The enemy fifty-caliber hadn’t fired another round following the twin blast of flechettes from the Ontos and that was more than just a minor relief. It meant that the NVA was down, probably hidden away until we passed. I moved faster to get closer to the rear of the noisy roar of the Ontos’ engine. Cowboy came back for another run but this time he didn’t allow the Skyraider to slow and drop bombs. This time the 20mm cannons mounted in the thing’s wings poured fire down into the jungle ahead of us.

It was a satisfying sound but even more satisfying was looking up to see that the loitering plane still had what seemed like at least a half a load more of bombs and other stuff hanging from under its wings. Cowboy would be coming back time after time. We might make it to the end of the jungle area.
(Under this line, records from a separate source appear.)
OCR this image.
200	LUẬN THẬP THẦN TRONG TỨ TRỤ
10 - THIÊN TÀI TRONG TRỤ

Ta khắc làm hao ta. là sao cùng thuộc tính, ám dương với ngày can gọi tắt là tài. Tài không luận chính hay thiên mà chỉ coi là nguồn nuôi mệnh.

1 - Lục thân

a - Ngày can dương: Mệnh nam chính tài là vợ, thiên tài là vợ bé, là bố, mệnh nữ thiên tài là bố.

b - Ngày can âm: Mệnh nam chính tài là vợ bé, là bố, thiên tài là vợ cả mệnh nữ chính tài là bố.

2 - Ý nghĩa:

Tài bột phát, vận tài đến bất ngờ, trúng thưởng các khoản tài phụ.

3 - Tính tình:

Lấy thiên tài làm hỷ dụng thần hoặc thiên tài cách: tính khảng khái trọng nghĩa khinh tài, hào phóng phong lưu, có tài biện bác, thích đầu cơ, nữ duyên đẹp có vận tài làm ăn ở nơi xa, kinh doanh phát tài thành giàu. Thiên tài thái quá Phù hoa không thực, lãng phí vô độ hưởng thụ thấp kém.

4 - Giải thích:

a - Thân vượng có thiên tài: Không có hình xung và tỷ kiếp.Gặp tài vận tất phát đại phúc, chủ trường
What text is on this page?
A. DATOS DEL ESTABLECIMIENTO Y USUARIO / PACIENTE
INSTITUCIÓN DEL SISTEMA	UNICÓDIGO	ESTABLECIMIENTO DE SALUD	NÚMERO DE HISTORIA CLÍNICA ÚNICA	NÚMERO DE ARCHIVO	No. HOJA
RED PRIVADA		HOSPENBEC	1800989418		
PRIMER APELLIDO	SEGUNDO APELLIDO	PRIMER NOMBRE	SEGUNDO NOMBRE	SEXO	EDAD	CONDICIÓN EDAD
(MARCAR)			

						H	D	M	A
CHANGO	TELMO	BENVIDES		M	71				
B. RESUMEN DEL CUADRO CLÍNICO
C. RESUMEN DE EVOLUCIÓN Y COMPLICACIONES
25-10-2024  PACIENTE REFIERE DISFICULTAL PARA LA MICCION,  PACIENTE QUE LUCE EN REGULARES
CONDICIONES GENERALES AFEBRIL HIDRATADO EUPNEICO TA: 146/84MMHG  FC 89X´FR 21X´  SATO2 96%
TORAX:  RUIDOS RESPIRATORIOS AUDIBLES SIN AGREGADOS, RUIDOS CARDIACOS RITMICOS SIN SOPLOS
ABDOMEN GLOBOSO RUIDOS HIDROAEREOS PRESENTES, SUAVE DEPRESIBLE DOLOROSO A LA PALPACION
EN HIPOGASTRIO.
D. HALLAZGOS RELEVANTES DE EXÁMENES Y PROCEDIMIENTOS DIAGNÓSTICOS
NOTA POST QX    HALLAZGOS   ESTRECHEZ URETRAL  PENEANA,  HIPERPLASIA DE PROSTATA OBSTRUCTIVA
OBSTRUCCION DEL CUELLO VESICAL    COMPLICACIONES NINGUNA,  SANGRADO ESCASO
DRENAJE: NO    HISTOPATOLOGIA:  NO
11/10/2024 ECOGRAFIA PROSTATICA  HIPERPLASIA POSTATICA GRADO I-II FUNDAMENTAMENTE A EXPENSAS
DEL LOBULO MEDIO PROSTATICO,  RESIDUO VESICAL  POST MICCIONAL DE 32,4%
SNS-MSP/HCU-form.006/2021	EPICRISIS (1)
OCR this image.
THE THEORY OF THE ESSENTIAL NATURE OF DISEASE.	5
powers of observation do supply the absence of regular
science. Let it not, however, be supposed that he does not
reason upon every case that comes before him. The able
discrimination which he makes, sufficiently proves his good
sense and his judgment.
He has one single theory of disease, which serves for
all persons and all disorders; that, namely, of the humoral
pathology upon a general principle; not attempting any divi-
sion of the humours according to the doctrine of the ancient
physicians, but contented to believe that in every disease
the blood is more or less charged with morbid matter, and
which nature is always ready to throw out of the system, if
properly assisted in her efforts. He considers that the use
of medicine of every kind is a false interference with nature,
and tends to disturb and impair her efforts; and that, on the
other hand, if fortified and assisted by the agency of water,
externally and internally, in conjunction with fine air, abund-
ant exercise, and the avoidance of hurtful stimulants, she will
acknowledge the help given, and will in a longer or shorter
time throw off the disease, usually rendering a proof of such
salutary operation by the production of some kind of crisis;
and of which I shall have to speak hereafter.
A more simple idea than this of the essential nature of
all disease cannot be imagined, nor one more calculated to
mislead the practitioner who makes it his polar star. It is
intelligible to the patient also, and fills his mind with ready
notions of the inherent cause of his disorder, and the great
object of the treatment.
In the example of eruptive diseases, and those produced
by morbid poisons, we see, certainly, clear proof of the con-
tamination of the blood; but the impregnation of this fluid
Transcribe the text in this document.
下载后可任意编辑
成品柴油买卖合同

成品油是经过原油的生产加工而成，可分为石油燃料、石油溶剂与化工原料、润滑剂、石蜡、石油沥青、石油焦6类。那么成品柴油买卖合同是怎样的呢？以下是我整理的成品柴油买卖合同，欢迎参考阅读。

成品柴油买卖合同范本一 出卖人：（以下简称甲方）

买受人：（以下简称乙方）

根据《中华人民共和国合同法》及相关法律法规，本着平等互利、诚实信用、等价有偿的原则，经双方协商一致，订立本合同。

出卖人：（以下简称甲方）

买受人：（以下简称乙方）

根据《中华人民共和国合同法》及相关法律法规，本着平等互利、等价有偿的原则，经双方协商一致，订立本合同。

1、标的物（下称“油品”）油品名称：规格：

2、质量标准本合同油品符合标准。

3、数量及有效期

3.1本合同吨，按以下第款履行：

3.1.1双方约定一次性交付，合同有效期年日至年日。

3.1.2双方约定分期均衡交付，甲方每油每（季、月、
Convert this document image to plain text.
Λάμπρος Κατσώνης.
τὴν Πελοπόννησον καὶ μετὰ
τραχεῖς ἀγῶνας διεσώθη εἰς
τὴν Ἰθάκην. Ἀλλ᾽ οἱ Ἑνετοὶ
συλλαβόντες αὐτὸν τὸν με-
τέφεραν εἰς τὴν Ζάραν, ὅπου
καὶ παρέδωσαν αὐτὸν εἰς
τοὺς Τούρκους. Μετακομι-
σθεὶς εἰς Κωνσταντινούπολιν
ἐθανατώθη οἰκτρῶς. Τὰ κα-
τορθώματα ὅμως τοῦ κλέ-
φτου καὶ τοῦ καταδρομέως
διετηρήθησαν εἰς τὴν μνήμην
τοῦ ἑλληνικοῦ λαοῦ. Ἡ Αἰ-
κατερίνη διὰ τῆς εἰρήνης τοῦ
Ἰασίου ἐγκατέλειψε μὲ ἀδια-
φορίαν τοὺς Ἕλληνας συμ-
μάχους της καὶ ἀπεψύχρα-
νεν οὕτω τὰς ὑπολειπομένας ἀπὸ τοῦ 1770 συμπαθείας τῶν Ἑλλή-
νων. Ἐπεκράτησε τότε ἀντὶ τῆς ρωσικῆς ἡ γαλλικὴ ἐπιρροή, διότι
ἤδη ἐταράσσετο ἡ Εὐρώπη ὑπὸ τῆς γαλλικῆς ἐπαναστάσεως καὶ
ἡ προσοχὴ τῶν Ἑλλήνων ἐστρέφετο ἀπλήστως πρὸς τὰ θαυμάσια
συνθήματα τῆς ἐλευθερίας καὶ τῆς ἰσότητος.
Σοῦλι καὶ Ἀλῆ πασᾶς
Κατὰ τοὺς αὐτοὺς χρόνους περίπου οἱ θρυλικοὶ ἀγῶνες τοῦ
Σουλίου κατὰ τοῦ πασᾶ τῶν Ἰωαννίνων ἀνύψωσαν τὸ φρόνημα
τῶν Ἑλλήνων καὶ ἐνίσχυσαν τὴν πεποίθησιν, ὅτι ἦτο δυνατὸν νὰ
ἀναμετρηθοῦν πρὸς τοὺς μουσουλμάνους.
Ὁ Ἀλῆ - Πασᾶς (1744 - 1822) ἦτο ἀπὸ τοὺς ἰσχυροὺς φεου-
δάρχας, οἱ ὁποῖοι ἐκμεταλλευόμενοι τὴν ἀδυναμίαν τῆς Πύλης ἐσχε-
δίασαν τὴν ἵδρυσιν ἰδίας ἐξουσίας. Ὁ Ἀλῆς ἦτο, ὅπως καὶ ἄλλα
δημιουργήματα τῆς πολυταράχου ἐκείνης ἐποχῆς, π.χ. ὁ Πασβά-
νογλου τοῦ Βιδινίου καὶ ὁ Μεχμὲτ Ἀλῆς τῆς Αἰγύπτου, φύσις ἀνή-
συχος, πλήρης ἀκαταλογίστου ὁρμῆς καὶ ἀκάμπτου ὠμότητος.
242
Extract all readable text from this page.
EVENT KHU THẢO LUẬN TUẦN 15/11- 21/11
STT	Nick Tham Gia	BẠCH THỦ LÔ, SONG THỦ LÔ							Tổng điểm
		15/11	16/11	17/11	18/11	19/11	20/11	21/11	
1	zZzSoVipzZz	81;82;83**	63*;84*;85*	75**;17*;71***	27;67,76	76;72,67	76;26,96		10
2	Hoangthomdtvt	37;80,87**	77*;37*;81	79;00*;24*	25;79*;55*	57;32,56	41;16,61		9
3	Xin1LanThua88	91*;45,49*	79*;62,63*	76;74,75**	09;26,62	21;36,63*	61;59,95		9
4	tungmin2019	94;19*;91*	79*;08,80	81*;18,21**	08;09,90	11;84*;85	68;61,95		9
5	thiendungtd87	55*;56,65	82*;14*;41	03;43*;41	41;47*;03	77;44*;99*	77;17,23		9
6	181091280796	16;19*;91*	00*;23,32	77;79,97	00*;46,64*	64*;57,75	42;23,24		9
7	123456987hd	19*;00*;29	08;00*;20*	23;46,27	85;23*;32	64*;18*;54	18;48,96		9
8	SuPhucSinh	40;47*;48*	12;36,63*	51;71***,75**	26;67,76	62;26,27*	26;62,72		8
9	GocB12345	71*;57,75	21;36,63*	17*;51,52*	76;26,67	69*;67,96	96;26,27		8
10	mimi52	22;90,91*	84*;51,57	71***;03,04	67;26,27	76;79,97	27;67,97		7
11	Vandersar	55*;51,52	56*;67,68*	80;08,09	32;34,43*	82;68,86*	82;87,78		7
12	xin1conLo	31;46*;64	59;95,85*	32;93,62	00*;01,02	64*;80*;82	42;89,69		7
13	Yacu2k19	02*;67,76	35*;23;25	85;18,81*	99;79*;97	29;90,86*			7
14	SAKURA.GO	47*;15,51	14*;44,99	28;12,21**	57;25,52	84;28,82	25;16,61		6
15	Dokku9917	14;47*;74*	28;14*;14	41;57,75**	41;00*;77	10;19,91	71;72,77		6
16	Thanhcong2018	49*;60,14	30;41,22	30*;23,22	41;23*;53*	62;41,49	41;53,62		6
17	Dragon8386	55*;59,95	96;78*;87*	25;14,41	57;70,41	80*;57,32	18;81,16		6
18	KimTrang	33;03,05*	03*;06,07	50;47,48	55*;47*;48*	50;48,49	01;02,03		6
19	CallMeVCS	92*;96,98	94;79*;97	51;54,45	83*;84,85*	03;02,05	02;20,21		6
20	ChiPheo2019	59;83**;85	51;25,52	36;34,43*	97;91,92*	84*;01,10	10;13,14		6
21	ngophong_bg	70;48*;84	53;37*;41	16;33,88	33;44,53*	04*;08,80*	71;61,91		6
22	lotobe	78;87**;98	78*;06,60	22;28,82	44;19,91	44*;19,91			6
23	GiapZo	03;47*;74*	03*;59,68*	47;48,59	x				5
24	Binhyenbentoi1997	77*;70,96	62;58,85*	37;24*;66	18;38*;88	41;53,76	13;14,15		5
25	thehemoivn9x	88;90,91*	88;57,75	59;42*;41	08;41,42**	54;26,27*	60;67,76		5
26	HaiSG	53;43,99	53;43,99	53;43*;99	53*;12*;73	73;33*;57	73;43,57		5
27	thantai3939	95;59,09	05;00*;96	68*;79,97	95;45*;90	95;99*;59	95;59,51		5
Small explosions came from up ahead and the Ontos slowed. I moved, with Fusner and Nguyen to flank the machine, fully aware that standing directly behind it could be disastrous if it fired any of its guns again. I tried to peer forward through the leafy brush and bamboo but it was useless. There were no easily visible smoke trails, as we’d passed that part of the burning underground tunnel complex. Marine M-60s opened up from both flanks. The explosions I’d heard had to have been grenades, and those hadn’t sounded like American models. The ChiCom grenades the NVA carried made bigger luffing explosions than U.S. inventory, but the weapons were plagued by duds because of their water sensitive friction fuses. The body of the German type “potato masher” Chinese variants were poorly machined and carried no fragmentation wire inside them.

Although I could not see all the elements somehow coordinating in our attack, I knew they were there and the attack was working. The good fortune of the underground fire, the brilliance of Cowboy’s single Skyraider performance and the dogged endurance of a tattered but hardened Marine unit made up of many deeply disturbed and frightened men was proving to be overwhelming. The NVA had, once again, underestimated just how tough and determined the company could be when backed into a corner.

The rain began pouring back down as Cowboy brought the Skyraider back down to start another run. I moved into the scattered mess of jungle behind the Ontos, more like an armed predatory spider than a uniformed human combatant.